The BiEncoderConfig specifies how the contextualized embeddings of a pre-trained Hugging Face model are further processed and how the relevance score is computed based on the embeddings. The processing pipeline includes four steps which are executed in order and can be separately configured for query and document processing: projection, sparsification, pooling, and normalization. The flexibility of this pipeline allows for configuring a plethora of popular bi-encoder models, from learned sparse models like SPLADE to dense multi-vector models like ColBERT. The following sections go over the pipeline stages in detail and how these can be configured.

Backbone Encoding

First, an input sequence of tokens (e.g., the query or document), are fed through a pre-trained backbone language model from Hugging Face. The model generates contextualized embeddings, one vector for each token in the input sequence, that is passed to the projection step.

Projection

The projection step scales the dimensionality of the embeddings. Four options are available: None, linear, linear_no_bias, mlm. Setting projection to None will leave the contextualized embeddings as is. The linear and linear_no_bias options project the embeddings using a linear layer. The dimensionality of the resulting embeddings is configured with the embedding_dim option.

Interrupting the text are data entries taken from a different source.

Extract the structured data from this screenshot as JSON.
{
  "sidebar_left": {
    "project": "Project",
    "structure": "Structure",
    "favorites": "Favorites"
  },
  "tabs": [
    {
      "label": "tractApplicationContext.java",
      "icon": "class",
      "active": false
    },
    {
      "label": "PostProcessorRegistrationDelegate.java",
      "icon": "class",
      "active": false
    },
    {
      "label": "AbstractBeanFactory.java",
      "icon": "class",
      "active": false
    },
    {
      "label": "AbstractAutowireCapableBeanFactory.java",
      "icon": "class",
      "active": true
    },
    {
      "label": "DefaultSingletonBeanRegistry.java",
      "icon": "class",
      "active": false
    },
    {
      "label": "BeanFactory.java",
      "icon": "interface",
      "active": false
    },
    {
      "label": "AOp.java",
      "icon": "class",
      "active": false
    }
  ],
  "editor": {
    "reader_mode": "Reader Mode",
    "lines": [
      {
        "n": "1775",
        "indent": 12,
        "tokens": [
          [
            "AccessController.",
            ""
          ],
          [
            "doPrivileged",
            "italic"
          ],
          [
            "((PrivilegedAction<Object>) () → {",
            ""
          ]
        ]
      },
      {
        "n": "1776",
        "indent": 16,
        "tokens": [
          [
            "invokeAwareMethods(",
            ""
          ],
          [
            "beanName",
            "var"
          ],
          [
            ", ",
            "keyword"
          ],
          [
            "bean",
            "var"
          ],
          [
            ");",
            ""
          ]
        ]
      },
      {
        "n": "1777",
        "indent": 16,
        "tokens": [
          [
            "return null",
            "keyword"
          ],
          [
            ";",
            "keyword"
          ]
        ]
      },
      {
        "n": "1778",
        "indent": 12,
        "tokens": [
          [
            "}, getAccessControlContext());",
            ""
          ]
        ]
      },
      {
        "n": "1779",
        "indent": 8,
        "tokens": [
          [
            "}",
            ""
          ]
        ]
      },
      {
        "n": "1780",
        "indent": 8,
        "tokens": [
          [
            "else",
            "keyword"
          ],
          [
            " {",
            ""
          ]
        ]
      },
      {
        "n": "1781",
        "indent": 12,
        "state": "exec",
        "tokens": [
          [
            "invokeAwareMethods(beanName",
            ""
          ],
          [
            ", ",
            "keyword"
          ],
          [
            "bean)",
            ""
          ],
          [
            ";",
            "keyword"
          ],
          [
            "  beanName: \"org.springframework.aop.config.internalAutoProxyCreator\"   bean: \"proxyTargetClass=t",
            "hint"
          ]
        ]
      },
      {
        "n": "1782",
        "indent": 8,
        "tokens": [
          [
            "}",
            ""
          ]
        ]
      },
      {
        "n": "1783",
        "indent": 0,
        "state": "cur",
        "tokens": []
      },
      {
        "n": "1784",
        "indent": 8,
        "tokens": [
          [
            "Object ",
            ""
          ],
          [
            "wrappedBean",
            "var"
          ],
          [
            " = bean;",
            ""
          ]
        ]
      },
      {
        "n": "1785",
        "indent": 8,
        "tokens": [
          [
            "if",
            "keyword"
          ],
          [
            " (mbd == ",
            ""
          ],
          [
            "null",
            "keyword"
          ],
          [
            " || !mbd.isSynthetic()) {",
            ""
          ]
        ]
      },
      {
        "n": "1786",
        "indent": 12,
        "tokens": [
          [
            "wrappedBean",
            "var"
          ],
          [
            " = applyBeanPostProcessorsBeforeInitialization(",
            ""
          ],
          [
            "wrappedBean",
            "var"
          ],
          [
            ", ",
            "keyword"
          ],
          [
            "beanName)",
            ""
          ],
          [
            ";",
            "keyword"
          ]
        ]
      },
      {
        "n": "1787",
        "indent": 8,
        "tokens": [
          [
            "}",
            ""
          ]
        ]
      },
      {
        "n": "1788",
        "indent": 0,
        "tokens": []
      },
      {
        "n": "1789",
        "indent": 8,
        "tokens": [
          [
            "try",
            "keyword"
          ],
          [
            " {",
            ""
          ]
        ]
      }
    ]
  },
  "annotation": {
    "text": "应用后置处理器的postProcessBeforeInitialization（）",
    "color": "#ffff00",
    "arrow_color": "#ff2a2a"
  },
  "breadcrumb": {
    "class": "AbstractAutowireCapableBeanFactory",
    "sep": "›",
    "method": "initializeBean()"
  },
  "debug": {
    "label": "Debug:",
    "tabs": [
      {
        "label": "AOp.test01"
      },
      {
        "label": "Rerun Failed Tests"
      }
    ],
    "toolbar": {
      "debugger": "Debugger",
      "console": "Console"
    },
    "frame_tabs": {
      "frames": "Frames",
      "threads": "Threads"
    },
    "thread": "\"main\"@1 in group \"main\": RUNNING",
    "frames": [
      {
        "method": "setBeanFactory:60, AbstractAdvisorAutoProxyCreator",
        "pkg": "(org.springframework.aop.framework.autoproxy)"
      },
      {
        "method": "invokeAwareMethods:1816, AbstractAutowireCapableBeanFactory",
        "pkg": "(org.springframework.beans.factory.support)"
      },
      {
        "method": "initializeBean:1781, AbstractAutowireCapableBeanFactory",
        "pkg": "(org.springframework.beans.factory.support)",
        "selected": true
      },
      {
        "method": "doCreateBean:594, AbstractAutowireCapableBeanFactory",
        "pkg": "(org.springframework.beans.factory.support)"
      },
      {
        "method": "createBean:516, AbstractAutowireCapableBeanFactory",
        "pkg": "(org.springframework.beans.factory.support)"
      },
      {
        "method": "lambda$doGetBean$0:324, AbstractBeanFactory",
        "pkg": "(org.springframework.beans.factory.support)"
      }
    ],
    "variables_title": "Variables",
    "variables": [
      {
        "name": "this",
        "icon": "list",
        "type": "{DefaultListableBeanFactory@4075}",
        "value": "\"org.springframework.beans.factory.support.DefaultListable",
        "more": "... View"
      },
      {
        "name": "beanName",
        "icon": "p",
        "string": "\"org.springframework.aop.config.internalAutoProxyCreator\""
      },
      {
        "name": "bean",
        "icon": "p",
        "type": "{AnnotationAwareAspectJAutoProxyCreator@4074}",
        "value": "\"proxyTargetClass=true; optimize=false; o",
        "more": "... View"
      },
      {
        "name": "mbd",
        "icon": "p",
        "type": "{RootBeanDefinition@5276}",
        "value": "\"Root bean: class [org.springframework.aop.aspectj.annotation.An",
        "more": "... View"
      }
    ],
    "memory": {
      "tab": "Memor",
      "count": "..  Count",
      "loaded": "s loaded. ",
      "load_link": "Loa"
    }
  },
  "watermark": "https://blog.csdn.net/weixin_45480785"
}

For example, if embedding_dim is set to 128, the resulting embedding tensor will have shape Sx128. Finally, the mlm option uses the pre-trained masked language modeling head of an encoder model to project the embeddings into the dimensionality of the vocabulary size. This is useful for learned sparse models such as SPLADE.

Sparsification

The parsification step applies applies a function to sparsify the embedding vectors. Three options are available: None, relu, and relu_log. Setting sparsification to None will leave the contextualized embeddings as is. The relu and relu_log options apply a ReLU activation function (and then a logarithm) to set all entries below 0 to 0. This is useful for learned sparse models such as SPLADE.

Pooling

The pooling step aggregates the embedding vectors for every token into a single embedding vector. Five options are available: None, first, mean, max, and sum. Setting pooling to None will not apply pooling and keep all the embedding vectors of all tokens. This option should be used for multi-vector models such als ColBERT. When setting pooling to first the model uses the first token’s contextualized embedding vector as the aggregated embedding (for models with a BERT-backbone this corresponds to [CLS] pooling). The mean, max, and sum options aggregate an embedding vector over all tokens’ embedding vectors using the respective operator.

Normalization

Normalization normalizes the embedding vector(s). It can be either True or False.

Scoring

After embedding both the query and document embeddings, the model computes a relevance score using a scoring function. First, the similarity (either dot product or cosine) between all query and document embeddings vectors is computed. If pooling was applied, the query and document embeddings consist only of a single vector and their similarity is the final relevance score. If no pooling is applied, the similarity scores are aggregated. First, the scoring function computes the maximum similarity over all document embedding vectors per query embedding vector. Finally, the operator to aggregate over the maximum similarities per query embedding vector is parameterizable in the query_aggregation_function option. Four options are available: sum, mean, max, and harmonic_mean.

Cross-Encoder

The CrossEncoderConfig specifies how the model further processes the contextualized embeddings of the backbone encoder model to compute a similarity score. A cross-encoder receives both the query and document as input. To compute a relevance score, the model first aggregates the joint contextualized embeddings using a pooling function. Four options are available: first, mean, max, and sum. When setting pooling to first the model uses the first token’s contextualized embedding vector as the aggregated embedding (for models with a BERT-backbone this corresponds to [CLS] pooling). The mean, max, and sum options aggregate an embedding vector over all tokens’ embedding vectors using the respective operator. The model computes the finla relevance score by applying a linear layer to the pooled contextualized embedding vector.